While the case study provides valuable technical detail about production LLMOps challenges, it should be read with awareness that it’s published by Ramp to promote their product. The claimed benefits - cost savings, issue detection, forecasting - are presented as straightforward outcomes, but the article doesn’t discuss implementation challenges, edge cases in production, or limitations of their approach. The incident about phantom reasoning tokens demonstrates real value, but it’s a single anecdote rather than systematic evidence of cost savings across their customer base.
The architecture choices (Kafka for buffering, ClickHouse for analytics, high-precision decimals for costs, OTLP standard support) are sound and reflect genuine understanding of production requirements. The multi-dimensional attribution model addresses real business needs. However, organizations considering similar systems should recognize that token tracking is necessary but not sufficient for cost control - it must be paired with governance policies, cost budgets, and engineering discipline around model selection and prompt optimization.
The reliance on integrations with LiteLLM and OpenRouter means organizations using other gateways or calling providers directly would need additional work. The case study doesn’t address how the system handles edge cases like failed requests, retries, streaming responses, or function calling, which can complicate token accounting in production.
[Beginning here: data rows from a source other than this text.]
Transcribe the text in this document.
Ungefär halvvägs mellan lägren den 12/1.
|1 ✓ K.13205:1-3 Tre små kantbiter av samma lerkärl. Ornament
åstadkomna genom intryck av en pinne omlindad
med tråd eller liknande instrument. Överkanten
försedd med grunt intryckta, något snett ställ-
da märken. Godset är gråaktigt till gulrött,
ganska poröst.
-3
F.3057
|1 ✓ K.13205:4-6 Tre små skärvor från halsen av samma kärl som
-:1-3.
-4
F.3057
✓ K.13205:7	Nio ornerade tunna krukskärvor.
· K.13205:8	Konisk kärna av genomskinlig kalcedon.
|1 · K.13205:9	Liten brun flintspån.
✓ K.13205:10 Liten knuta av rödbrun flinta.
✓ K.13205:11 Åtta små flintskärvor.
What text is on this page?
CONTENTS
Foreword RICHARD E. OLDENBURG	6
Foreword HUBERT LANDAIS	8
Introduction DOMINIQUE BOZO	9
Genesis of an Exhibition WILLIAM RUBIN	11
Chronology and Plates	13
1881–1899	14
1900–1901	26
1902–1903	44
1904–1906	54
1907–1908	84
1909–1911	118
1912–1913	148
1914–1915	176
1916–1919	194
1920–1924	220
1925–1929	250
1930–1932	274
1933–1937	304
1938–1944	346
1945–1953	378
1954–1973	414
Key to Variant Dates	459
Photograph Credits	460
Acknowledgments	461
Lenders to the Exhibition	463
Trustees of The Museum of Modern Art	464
Overall, this represents a mature approach to an important LLMOps challenge: making AI costs visible, attributable, and manageable. The technical architecture is well-suited to the problem domain, and the issues they identify (oversized models, missing caching, runaway loops, prompt bloat) reflect genuine production experience. Organizations building internal LLM platforms would benefit from understanding these patterns, whether they adopt Ramp’s product or build similar capabilities themselves.